Ajaran kepemimpinan Ki Hadjar Dewantoro yang sangat populer di kalangan masyarakat adalah Ing Ngarso Sun Tulodo, Ing Madyo Mbangun Karso, Tut Wuri Handayani. Yang pada intinya bahwa seorang pemimpin harus memiliki ketiga sifat tersebut agar dapat menjadi panutan bagi bawahan atau anak buahnya. Dan itu adalah tugas besar bagi semua manusia. 

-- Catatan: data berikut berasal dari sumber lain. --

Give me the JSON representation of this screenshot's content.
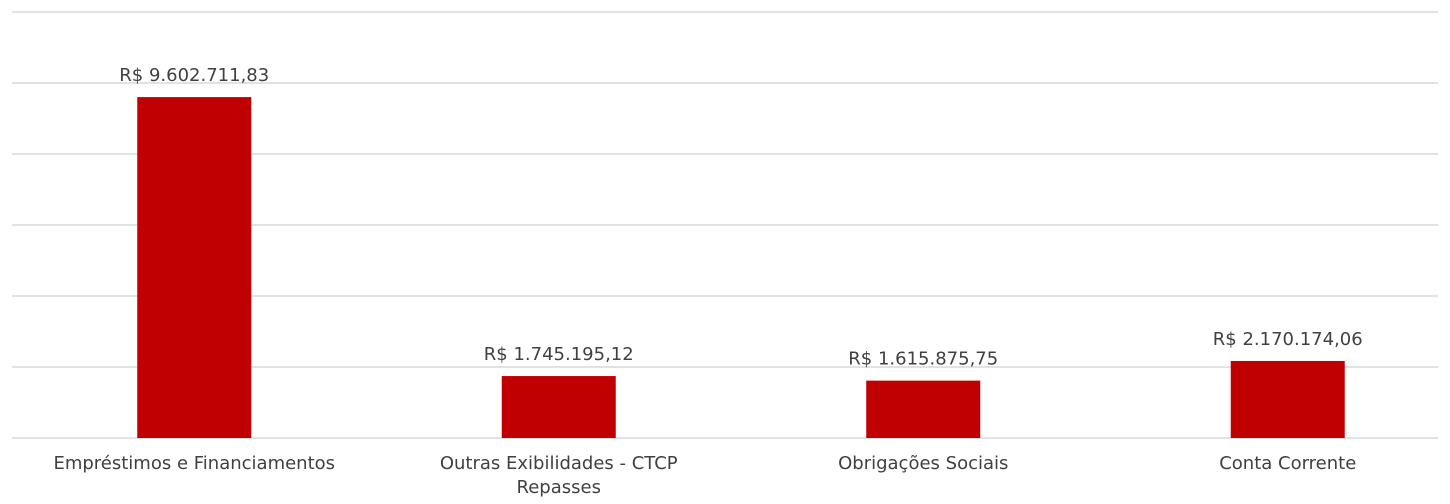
{
  "chart_data": {
    "type": "bar",
    "categories": [
      "Empréstimos e Financiamentos",
      "Outras Exibilidades - CTCP Repasses",
      "Obrigações Sociais",
      "Conta Corrente"
    ],
    "values": [
      9602711.83,
      1745195.12,
      1615875.75,
      2170174.06
    ],
    "value_labels": [
      "R$ 9.602.711,83",
      "R$ 1.745.195,12",
      "R$ 1.615.875,75",
      "R$ 2.170.174,06"
    ],
    "color": "#c00000",
    "ylim": [
      0,
      12000000
    ],
    "yticks": [
      0,
      2000000,
      4000000,
      6000000,
      8000000,
      10000000,
      12000000
    ],
    "grid": true
  }
}
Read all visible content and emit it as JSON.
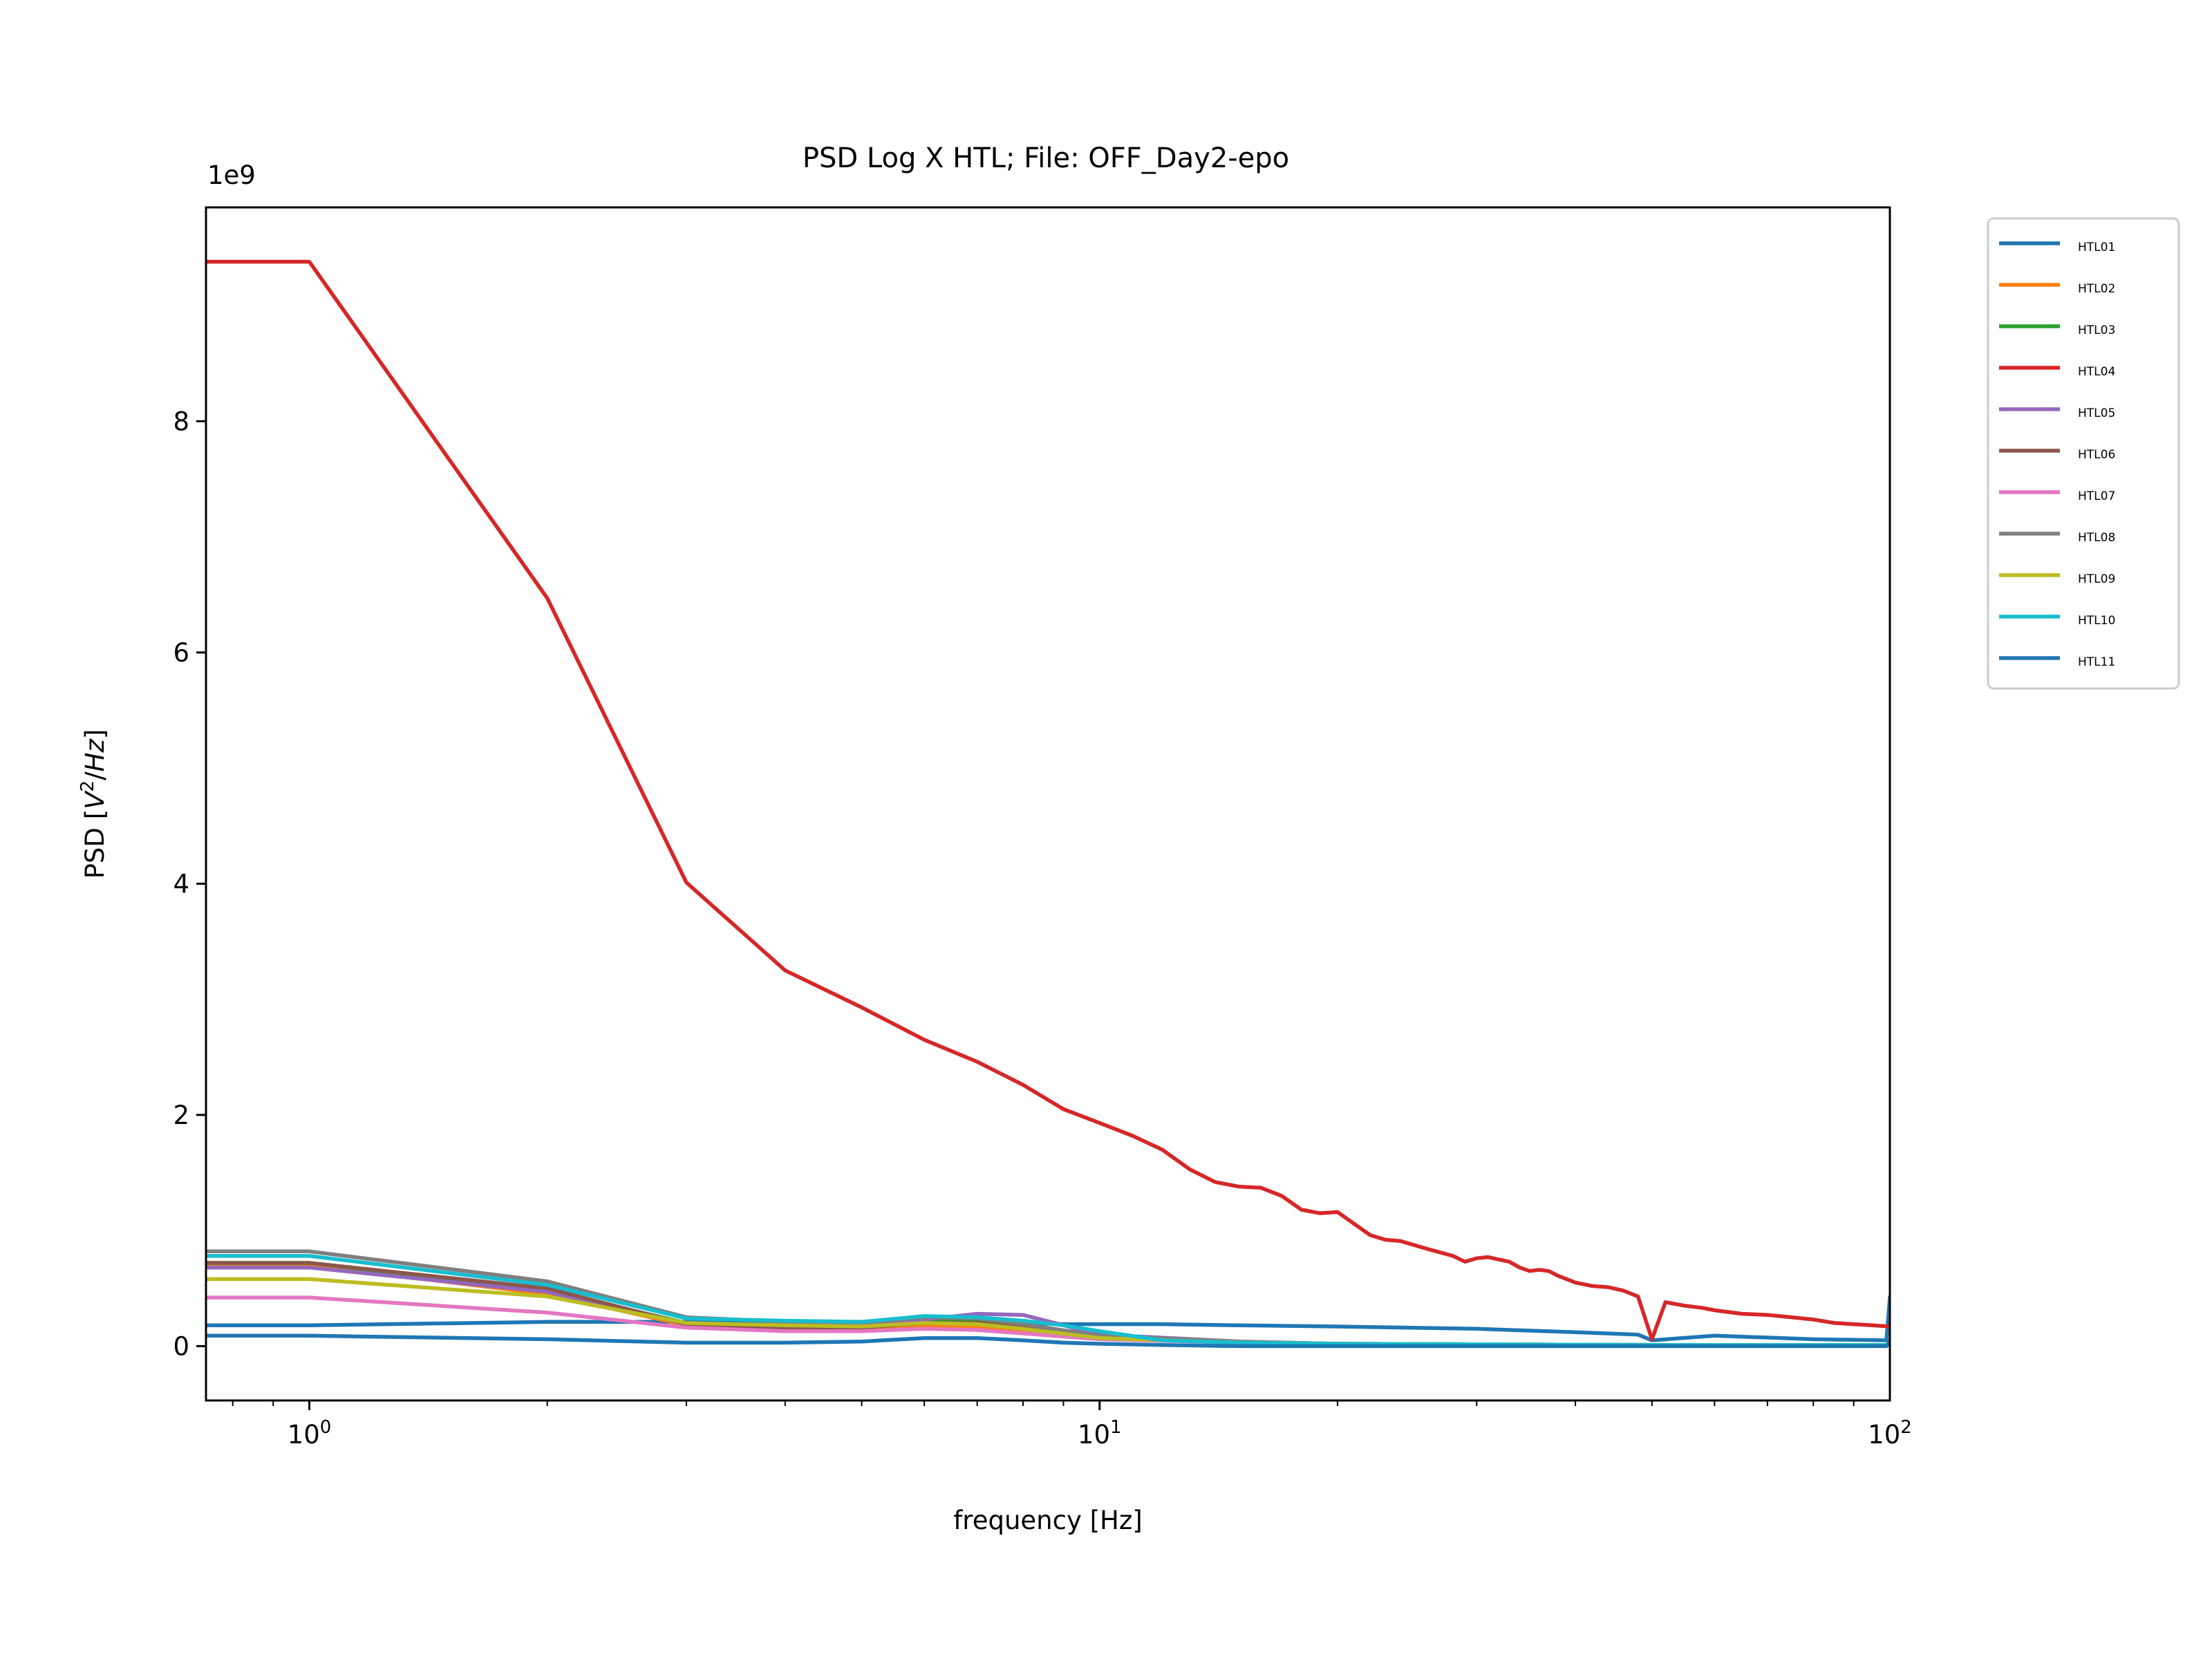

Dalam dunia pendidikan tentu sudah asing lagi dengan kata Tut Wuri Handayani. Tut Wuri artinya mengikuti dari belakang dan Handayani berati memberikan dorongan moral atau dorongan semangat. Sehingga arti Tut Wuri Handayani ialah seorang komandan atau pimpinan yang harus memberikan dorongan moral dan semangat kerja dari belakang. Bukan melakukan pembodohan dan memberikan pelajaran untuk Membodohi seperti sekarang ini.


Oleh karena itu, marilah kita wujudkan berama-sama harapan dan cita–cita Luhur pelopor pendidikan kita agar Indonesia bisa mewujudkan cita-cita nya seperti yang termaktub dalam Undang–undang Dasar 45 yaitu terciptanya masyarakat yang cerdas dan bermartabat sehingga Negeri ini tidak lagi di jajah dengan berbagai bentuk.
Ditulis oleh: K-Mod, yang kini aktif di berbagai kegiatan sosial serta salah satu dari pengurus LSM per-MATA BANTEN.